The Holy Father focused his homily on Psalm 23, applied to the two women presented in the readings for the Fifth Monday of Lent: Susanna and the woman caught in adultery (Daniel 13; John 8:1-11).
Pope Francis began his homily reciting the first half of Psalm 23, the Responsorial Psalm for the day. Both Susanna and the woman caught in adultery experienced the Lord’s presence in the dark valley, he said. Innocent Susanna had been falsely accused, the other had committed sin. Both had a death sentence hanging over their heads.
The Fathers of the Church saw a figure of the Church in these women: holy but with sinful children. … Both women were desperate…. Susanna trusts in the Lord.
Two groups of men
The pope went on to comment on the two groups of men present. Both groups “had positions in the church.” The group of judges, and the doctors of the law. Those who condemned Susanna were corrupt; those who condemned the woman caught in adultery were hypocrites.
One woman fell into the hands of hypocrites, the other into the hands of the corrupt. There was no way out…. Both women were in a valley of darkness…heading toward death. The first explicitly entrusts herself to the Lord, and the Lord intervened. The second… knows she’s guilty. She’s ashamed in front of all the people…. The Gospel doesn’t say it, but surely she was praying inside, asking for some type of help.
Both the men and the women receive the Lord’s intervention. He justifies Susanna and forgives the adulterous woman, the pope said. The corrupt judges are themselves condemned, and the hypocrites are helped to convert themselves.
He does not forgive the corrupt ones, simply because the corrupt person is incapable of asking for forgiveness…. They are sure of themselves, they destroy, and continue to exploit people…. They put themselves in place of God.
The Lord responds to the women. He frees Susanna from the corrupt men… To the other He says, ‘Neither do I condemn you. Go, and sin no more.’
In Susanna’s case, the pope said, the people praised God. And those present with Jesus and the woman caught in adultery “learn about God’s mercy.” These are lessons we all need to learn because “each one of us has our own story, our own personal sins,” the pope said.
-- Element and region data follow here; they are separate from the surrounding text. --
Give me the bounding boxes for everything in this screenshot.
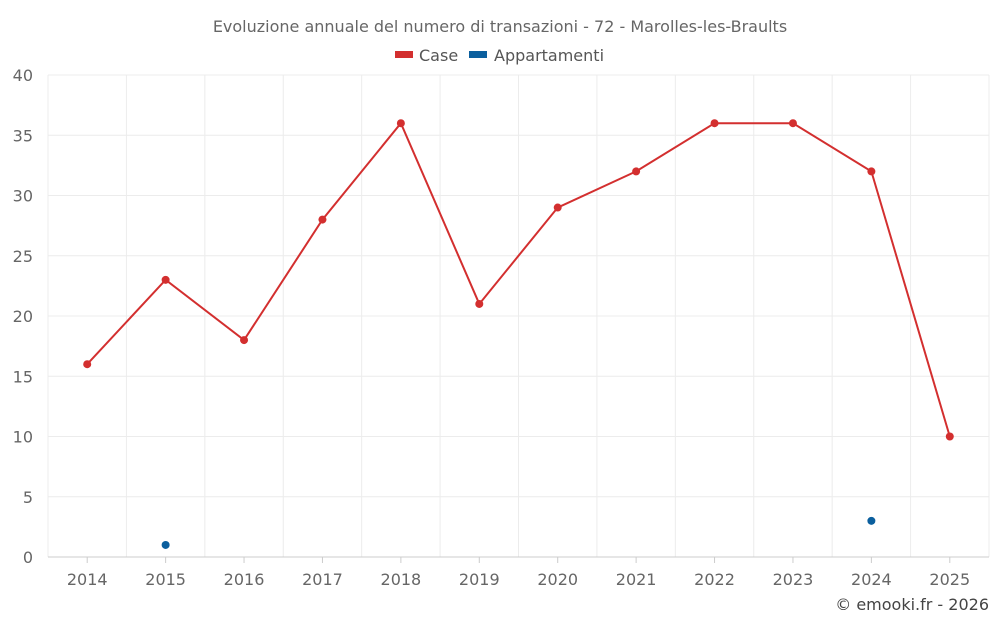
x-tick-label: 2024 [851,570,892,589]
x-tick-label: 2015 [145,570,186,589]
x-tick-label: 2020 [537,570,578,589]
y-tick-label: 40 [13,66,33,85]
x-tick-label: 2016 [224,570,265,589]
data-point-case[interactable] [318,215,327,224]
x-tick-label: 2017 [302,570,343,589]
data-point-appartamenti[interactable] [161,540,170,549]
x-tick-label: 2025 [929,570,970,589]
y-tick-label: 35 [13,126,33,145]
series-points [83,119,954,549]
legend-label-appartamenti: Appartamenti [494,46,604,65]
data-point-case[interactable] [161,275,170,284]
y-tick-label: 10 [13,428,33,447]
grid [47,74,990,557]
data-point-case[interactable] [475,299,484,308]
legend-swatch-case [395,51,413,58]
x-tick-label: 2023 [773,570,814,589]
data-point-case[interactable] [632,167,641,176]
legend-label-case: Case [419,46,458,65]
x-tick-label: 2021 [616,570,657,589]
y-tick-label: 5 [23,488,33,507]
credit: © emooki.fr - 2026 [835,595,989,614]
x-tick-label: 2014 [67,570,108,589]
data-point-case[interactable] [788,119,797,128]
y-tick-label: 30 [13,187,33,206]
y-tick-label: 0 [23,548,33,567]
y-tick-label: 15 [13,367,33,386]
data-point-case[interactable] [240,336,249,345]
x-tick-label: 2022 [694,570,735,589]
legend-swatch-appartamenti [469,51,487,58]
legend-item-appartamenti[interactable]: Appartamenti [469,46,604,65]
series-lines [86,121,951,437]
y-tick-label: 20 [13,307,33,326]
legend: Case Appartamenti [395,46,604,65]
data-point-case[interactable] [83,360,92,369]
x-tick-label: 2018 [381,570,422,589]
x-tick-label: 2019 [459,570,500,589]
y-tick-label: 25 [13,247,33,266]
data-point-case[interactable] [553,203,562,212]
chart-title: Evoluzione annuale del numero di transaz… [213,17,787,36]
data-point-case[interactable] [396,119,405,128]
data-point-case[interactable] [867,167,876,176]
data-point-case[interactable] [945,432,954,441]
data-point-case[interactable] [710,119,719,128]
data-point-appartamenti[interactable] [867,516,876,525]
series-line-case [86,121,951,437]
legend-item-case[interactable]: Case [395,46,458,65]
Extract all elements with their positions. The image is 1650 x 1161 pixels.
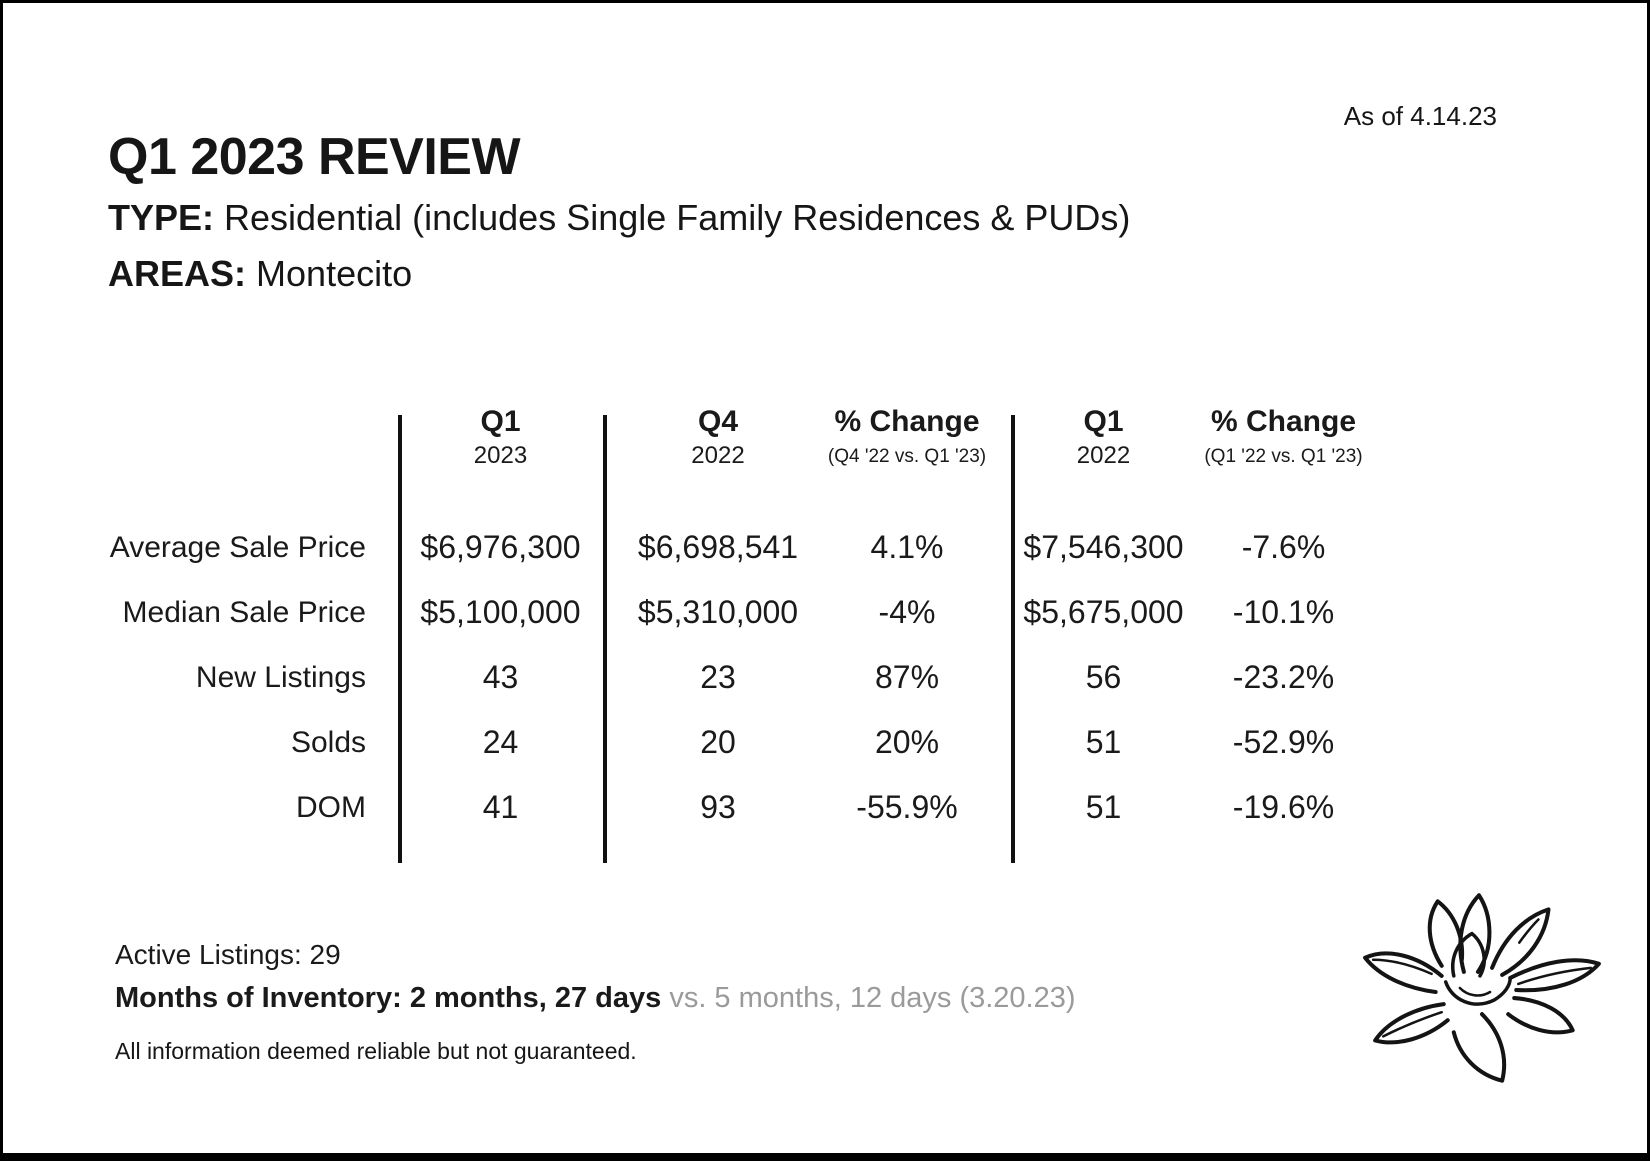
cell-value: -23.2% <box>1232 659 1335 695</box>
column-header-sublabel: 2022 <box>691 441 745 469</box>
cell-value: $6,976,300 <box>420 529 581 565</box>
table-divider-line <box>603 415 607 863</box>
column-header-sublabel: (Q4 '22 vs. Q1 '23) <box>827 445 987 467</box>
column-header-label: Q1 <box>1083 405 1124 438</box>
column-header-label: Q4 <box>697 405 739 438</box>
cell-value: $7,546,300 <box>1023 529 1184 565</box>
cell-value: $5,100,000 <box>420 594 581 630</box>
areas-line: AREAS: Montecito <box>108 253 412 295</box>
column-header-q4-2022: Q4 2022 <box>603 403 833 515</box>
row-label: DOM <box>296 790 366 824</box>
column-header-sublabel: 2022 <box>1076 441 1131 469</box>
as-of-date: As of 4.14.23 <box>1343 101 1497 131</box>
column-header-sublabel: (Q1 '22 vs. Q1 '23) <box>1204 445 1363 467</box>
active-listings-text: Active Listings: 29 <box>115 939 341 970</box>
column-header-sublabel: 2023 <box>473 441 528 469</box>
cell-value: 41 <box>482 789 519 825</box>
cell-value: -55.9% <box>856 789 958 825</box>
column-header-q1-2023: Q1 2023 <box>398 403 603 515</box>
cell-value: 87% <box>874 659 940 695</box>
cell-value: 4.1% <box>870 529 944 565</box>
column-header-label: % Change <box>1210 405 1357 438</box>
cell-value: -4% <box>878 594 936 630</box>
type-label: TYPE: <box>108 197 215 238</box>
lotus-flower-icon <box>1363 893 1601 1083</box>
cell-value: 23 <box>700 659 736 695</box>
row-label: Median Sale Price <box>122 595 366 629</box>
cell-value: -7.6% <box>1241 529 1326 565</box>
table-divider-line <box>398 415 402 863</box>
inventory-prior-text: vs. 5 months, 12 days (3.20.23) <box>669 982 1076 1014</box>
table-divider-line <box>1011 415 1015 863</box>
cell-value: 20 <box>700 724 736 760</box>
type-line: TYPE: Residential (includes Single Famil… <box>108 197 1130 239</box>
cell-value: -10.1% <box>1232 594 1335 630</box>
areas-label: AREAS: <box>108 253 247 294</box>
cell-value: 56 <box>1085 659 1122 695</box>
cell-value: 93 <box>700 789 736 825</box>
row-label: Solds <box>290 725 366 759</box>
column-header-q1-2022: Q1 2022 <box>1011 403 1196 515</box>
disclaimer-text: All information deemed reliable but not … <box>115 1038 637 1064</box>
type-value: Residential (includes Single Family Resi… <box>224 197 1131 238</box>
cell-value: 51 <box>1085 724 1122 760</box>
cell-value: -52.9% <box>1232 724 1335 760</box>
cell-value: -19.6% <box>1232 789 1335 825</box>
table-corner-spacer <box>115 403 398 515</box>
column-header-pct-change-q4: % Change (Q4 '22 vs. Q1 '23) <box>828 403 1011 515</box>
cell-value: 43 <box>482 659 519 695</box>
cell-value: 24 <box>482 724 519 760</box>
cell-value: $6,698,541 <box>637 529 799 565</box>
cell-value: $5,675,000 <box>1023 594 1184 630</box>
table-grid: Q1 2023 Q4 2022 % Change (Q4 '22 vs. Q1 … <box>109 403 1425 840</box>
row-label: Average Sale Price <box>109 530 366 564</box>
areas-value: Montecito <box>256 253 413 294</box>
row-label: New Listings <box>195 660 366 694</box>
months-of-inventory-line: Months of Inventory: 2 months, 27 days v… <box>115 982 1076 1015</box>
cell-value: $5,310,000 <box>637 594 799 630</box>
column-header-pct-change-q1: % Change (Q1 '22 vs. Q1 '23) <box>1196 403 1391 515</box>
cell-value: 20% <box>874 724 940 760</box>
inventory-current-text: Months of Inventory: 2 months, 27 days <box>115 982 662 1014</box>
column-header-label: % Change <box>834 405 980 438</box>
page-title: Q1 2023 REVIEW <box>108 128 521 186</box>
comparison-table: Q1 2023 Q4 2022 % Change (Q4 '22 vs. Q1 … <box>109 403 1425 873</box>
column-header-label: Q1 <box>480 405 521 438</box>
cell-value: 51 <box>1085 789 1122 825</box>
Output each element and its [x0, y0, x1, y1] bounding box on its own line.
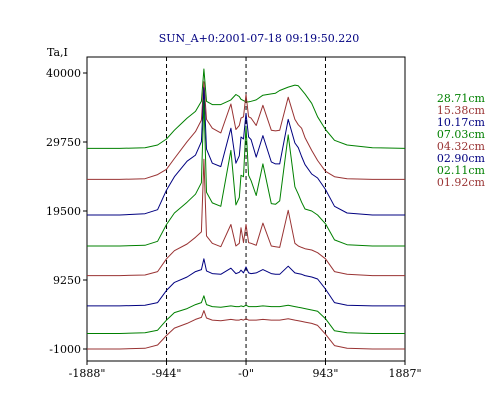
y-tick-label: 40000 — [46, 67, 81, 80]
series-line — [87, 310, 405, 350]
x-tick-label: 1887" — [388, 367, 421, 380]
y-tick-label: 19500 — [46, 205, 81, 218]
legend-entry: 02.11cm — [437, 164, 486, 177]
reference-lines — [166, 57, 326, 361]
series-line — [87, 295, 405, 334]
legend-entry: 07.03cm — [437, 128, 486, 141]
legend-entry: 02.90cm — [437, 152, 486, 165]
series-lines — [87, 68, 406, 350]
series-line — [87, 87, 405, 216]
y-tick-label: 9250 — [53, 274, 81, 287]
series-line — [87, 158, 405, 277]
legend-entry: 04.32cm — [437, 140, 486, 153]
series-line — [87, 99, 405, 247]
x-tick-label: -0" — [238, 367, 254, 380]
x-tick-label: -944" — [152, 367, 182, 380]
legend-entry: 10.17cm — [437, 116, 486, 129]
legend-entry: 15.38cm — [437, 104, 486, 117]
series-line — [87, 81, 405, 180]
legend-entry: 28.71cm — [437, 92, 486, 105]
y-tick-label: -1000 — [49, 343, 81, 356]
y-tick-label: 29750 — [46, 136, 81, 149]
y-axis-label: Ta,I — [47, 46, 68, 59]
x-tick-label: -1888" — [69, 367, 106, 380]
x-axis-ticks: -1888" -944" -0" 943" 1887" — [69, 361, 422, 380]
x-tick-label: 943" — [312, 367, 338, 380]
y-axis-ticks: 40000 29750 19500 9250 -1000 — [46, 67, 87, 356]
series-line — [87, 258, 405, 307]
legend: 28.71cm15.38cm10.17cm07.03cm04.32cm02.90… — [437, 92, 486, 189]
chart-title: SUN_A+0:2001-07-18 09:19:50.220 — [159, 32, 360, 45]
legend-entry: 01.92cm — [437, 176, 486, 189]
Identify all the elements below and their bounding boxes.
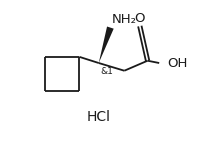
Text: OH: OH (166, 56, 186, 69)
Text: NH₂: NH₂ (111, 13, 136, 26)
Text: HCl: HCl (86, 110, 110, 124)
Text: O: O (134, 12, 144, 25)
Text: &1: &1 (100, 67, 113, 76)
Polygon shape (98, 26, 113, 63)
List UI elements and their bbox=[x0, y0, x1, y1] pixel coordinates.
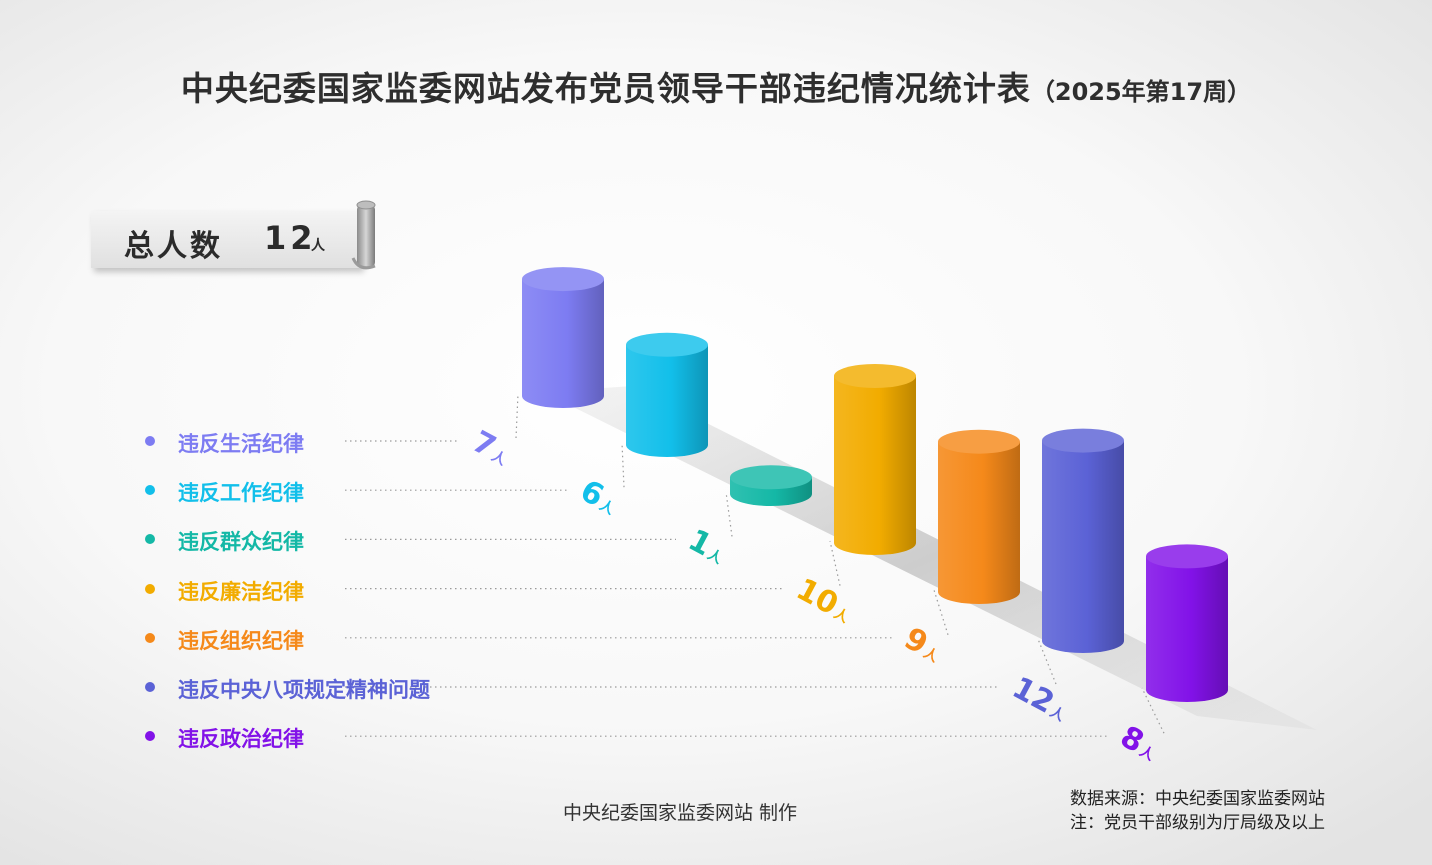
legend-label: 违反群众纪律 bbox=[178, 530, 304, 555]
bar-body bbox=[626, 344, 708, 457]
bar-top bbox=[1042, 428, 1124, 453]
bar bbox=[1146, 544, 1228, 702]
bar-body bbox=[522, 279, 604, 408]
guide-line bbox=[1037, 638, 1057, 685]
legend-label: 违反组织纪律 bbox=[178, 628, 304, 653]
credit-text: 中央纪委国家监委网站 制作 bbox=[563, 802, 798, 824]
legend-dot-icon bbox=[145, 632, 155, 643]
value-label: 8人 bbox=[1114, 719, 1164, 768]
legend-label: 违反廉洁纪律 bbox=[178, 579, 304, 604]
total-count-unit: 人 bbox=[311, 238, 325, 254]
source-note: 数据来源：中央纪委国家监委网站 注：党员干部级别为厅局级及以上 bbox=[1070, 787, 1325, 835]
legend-label: 违反中央八项规定精神问题 bbox=[178, 678, 430, 702]
bar-body bbox=[1042, 440, 1124, 653]
guide-line bbox=[1141, 687, 1165, 734]
bar-top bbox=[626, 332, 708, 357]
legend-dot-icon bbox=[145, 534, 155, 545]
bar bbox=[730, 465, 812, 506]
bars bbox=[522, 267, 1228, 702]
bar-top bbox=[834, 364, 916, 388]
value-labels: 7人 6人 1人 10人 9人 12人 8人 bbox=[466, 424, 1164, 768]
value-label: 1人 bbox=[682, 523, 732, 572]
total-count-label: 总人数 bbox=[124, 229, 223, 264]
legend-dot-icon bbox=[145, 485, 155, 496]
bar-top bbox=[938, 429, 1020, 454]
bar bbox=[1042, 428, 1124, 653]
chart-title: 中央纪委国家监委网站发布党员领导干部违纪情况统计表（2025年第17周） bbox=[0, 62, 1432, 110]
value-label: 6人 bbox=[574, 473, 624, 522]
bar-top bbox=[522, 267, 604, 292]
value-label: 10人 bbox=[790, 572, 858, 630]
bar bbox=[626, 332, 708, 457]
bar bbox=[834, 364, 916, 555]
value-label: 12人 bbox=[1006, 670, 1074, 728]
bar bbox=[522, 267, 604, 408]
bar-body bbox=[1146, 556, 1228, 702]
legend-label: 违反生活纪律 bbox=[178, 432, 304, 456]
scroll-ornament bbox=[351, 200, 376, 270]
legend-label: 违反政治纪律 bbox=[178, 727, 304, 752]
guide-line bbox=[621, 442, 625, 488]
source-text: 数据来源：中央纪委国家监委网站 bbox=[1070, 789, 1325, 809]
guide-line bbox=[515, 393, 519, 439]
bar-top bbox=[1146, 544, 1228, 569]
bar-top bbox=[730, 465, 812, 490]
title-subtitle: （2025年第17周） bbox=[1030, 78, 1252, 106]
title-main: 中央纪委国家监委网站发布党员领导干部违纪情况统计表 bbox=[180, 69, 1031, 108]
legend-dot-icon bbox=[145, 583, 155, 594]
guide-line bbox=[725, 491, 733, 537]
legend-dot-icon bbox=[145, 436, 155, 446]
bar-body bbox=[834, 376, 916, 555]
guide-lines bbox=[345, 393, 1165, 737]
level-note-text: 注：党员干部级别为厅局级及以上 bbox=[1070, 813, 1325, 833]
legend-dot-icon bbox=[145, 731, 155, 742]
legend-label: 违反工作纪律 bbox=[178, 481, 304, 506]
bar bbox=[938, 429, 1020, 604]
total-count-banner: 总人数 12 人 bbox=[91, 211, 361, 268]
legend-dot-icon bbox=[145, 682, 155, 692]
value-label: 7人 bbox=[466, 424, 516, 473]
value-label: 9人 bbox=[898, 621, 948, 670]
total-count-value: 12 bbox=[264, 219, 317, 257]
bar-body bbox=[938, 441, 1020, 604]
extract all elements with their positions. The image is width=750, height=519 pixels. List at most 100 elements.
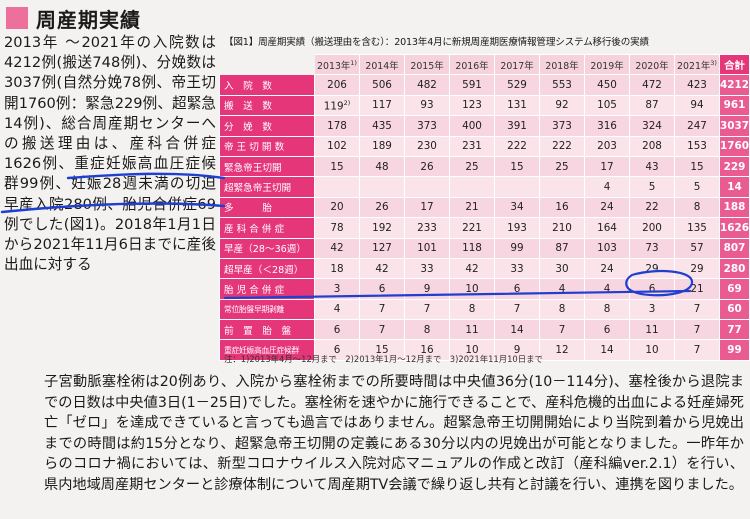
table-cell: [404, 176, 450, 198]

Let’s look to the Lord, who does justice, but who is extremely merciful… May each one of us, seeing how Jesus acted in these cases, entrust ourselves to God’s mercy and pray, trusting in God’s mercy, asking forgiveness, because God ‘guides me along the right path. He is true to his name. If I should walk in the valley of darkness’ the valley of sin, ‘no evil would I fear. You are there with your crook and your staff; with these you give me comfort.